Maybe you wouldn’t read this to your child, but then again, maybe you should. Clark Taylor thinks you should.
Taylor adapted the classic rhyming fairy tale, The House That Jack Built, and retitled it The House That Crack Built (Chronicle Books, $5.95).
The resulting cautionary tale, accompanied by artist Jan Thompson Dick’s simple but powerful illustrations, takes readers into the hazardous world of crack cocaine.
“The house that crack built” is a mansion inhabited by a man who smuggles cocaine and is guarded by soldiers.
The coke finds its way from growing fields to the “street of a town in pain” that is ruled by a gang. Among the town’s crack-addicted residents is a young mother who buys the drug for herself instead of food for her baby.

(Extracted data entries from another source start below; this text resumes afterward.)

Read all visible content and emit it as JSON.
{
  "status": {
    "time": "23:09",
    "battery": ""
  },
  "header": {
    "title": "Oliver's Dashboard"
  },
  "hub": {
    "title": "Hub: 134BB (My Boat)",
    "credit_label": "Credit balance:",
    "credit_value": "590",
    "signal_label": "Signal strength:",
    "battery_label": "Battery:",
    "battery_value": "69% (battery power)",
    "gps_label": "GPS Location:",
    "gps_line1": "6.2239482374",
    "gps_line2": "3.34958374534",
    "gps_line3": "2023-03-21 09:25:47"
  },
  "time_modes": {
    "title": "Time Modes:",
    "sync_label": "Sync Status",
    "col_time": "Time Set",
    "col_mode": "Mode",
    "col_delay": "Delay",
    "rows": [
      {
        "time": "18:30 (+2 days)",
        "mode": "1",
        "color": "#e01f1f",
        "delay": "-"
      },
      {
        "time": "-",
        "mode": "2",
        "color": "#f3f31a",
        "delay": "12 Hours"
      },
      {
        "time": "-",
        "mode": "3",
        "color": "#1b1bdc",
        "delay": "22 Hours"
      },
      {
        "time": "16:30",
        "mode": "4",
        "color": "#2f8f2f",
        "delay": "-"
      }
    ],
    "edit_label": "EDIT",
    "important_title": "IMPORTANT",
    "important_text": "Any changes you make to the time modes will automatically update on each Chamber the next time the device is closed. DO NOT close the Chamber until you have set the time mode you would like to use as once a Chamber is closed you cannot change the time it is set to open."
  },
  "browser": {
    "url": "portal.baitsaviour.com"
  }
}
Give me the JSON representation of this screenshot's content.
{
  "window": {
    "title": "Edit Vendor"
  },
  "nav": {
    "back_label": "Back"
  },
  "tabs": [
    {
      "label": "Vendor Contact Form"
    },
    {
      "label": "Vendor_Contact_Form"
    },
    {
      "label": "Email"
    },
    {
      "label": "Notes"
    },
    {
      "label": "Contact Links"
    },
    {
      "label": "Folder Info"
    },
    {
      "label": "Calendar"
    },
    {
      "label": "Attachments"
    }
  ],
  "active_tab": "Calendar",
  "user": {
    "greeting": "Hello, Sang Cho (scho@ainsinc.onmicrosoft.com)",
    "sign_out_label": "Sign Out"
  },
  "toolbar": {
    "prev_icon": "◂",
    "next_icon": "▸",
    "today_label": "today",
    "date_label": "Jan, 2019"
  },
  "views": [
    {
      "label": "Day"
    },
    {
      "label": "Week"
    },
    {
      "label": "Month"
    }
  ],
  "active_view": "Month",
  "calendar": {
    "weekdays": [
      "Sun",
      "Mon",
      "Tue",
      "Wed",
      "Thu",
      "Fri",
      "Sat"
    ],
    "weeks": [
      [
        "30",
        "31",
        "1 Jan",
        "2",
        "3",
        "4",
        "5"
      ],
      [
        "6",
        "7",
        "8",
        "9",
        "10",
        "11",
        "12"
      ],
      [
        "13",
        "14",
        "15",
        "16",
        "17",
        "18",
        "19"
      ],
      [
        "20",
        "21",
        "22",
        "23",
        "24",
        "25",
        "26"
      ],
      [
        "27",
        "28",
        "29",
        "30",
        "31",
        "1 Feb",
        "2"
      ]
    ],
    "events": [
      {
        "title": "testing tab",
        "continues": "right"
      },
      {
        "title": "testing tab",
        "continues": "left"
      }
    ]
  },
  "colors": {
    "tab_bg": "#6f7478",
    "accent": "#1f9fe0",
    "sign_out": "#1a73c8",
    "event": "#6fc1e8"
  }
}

“I tend to keep notebooks and jot down ideas … that turned into a poem that turned into a book,” Taylor said about the book, his first. The idea for the book came from Taylor’s experiences with a friend whose life was destroyed by cocaine, and from newspaper articles he read about the drug.
Taylor, who has been a stand-up comedian for nine years, doesn’t talk about drugs in his routines. He does, though, “tell socially relevant stories.”
He thought of the book as an educational tool for elementary and middle schools. But it has received a broader response, he said.
It is required reading for teens enrolled in a drug-addiction treatment program in Los Angeles. And it contains a list of drug education and rehabilitation organizations.
The publisher’s proceeds from sales of the book will be donated to drug education, prevention and rehabilitation programs for children.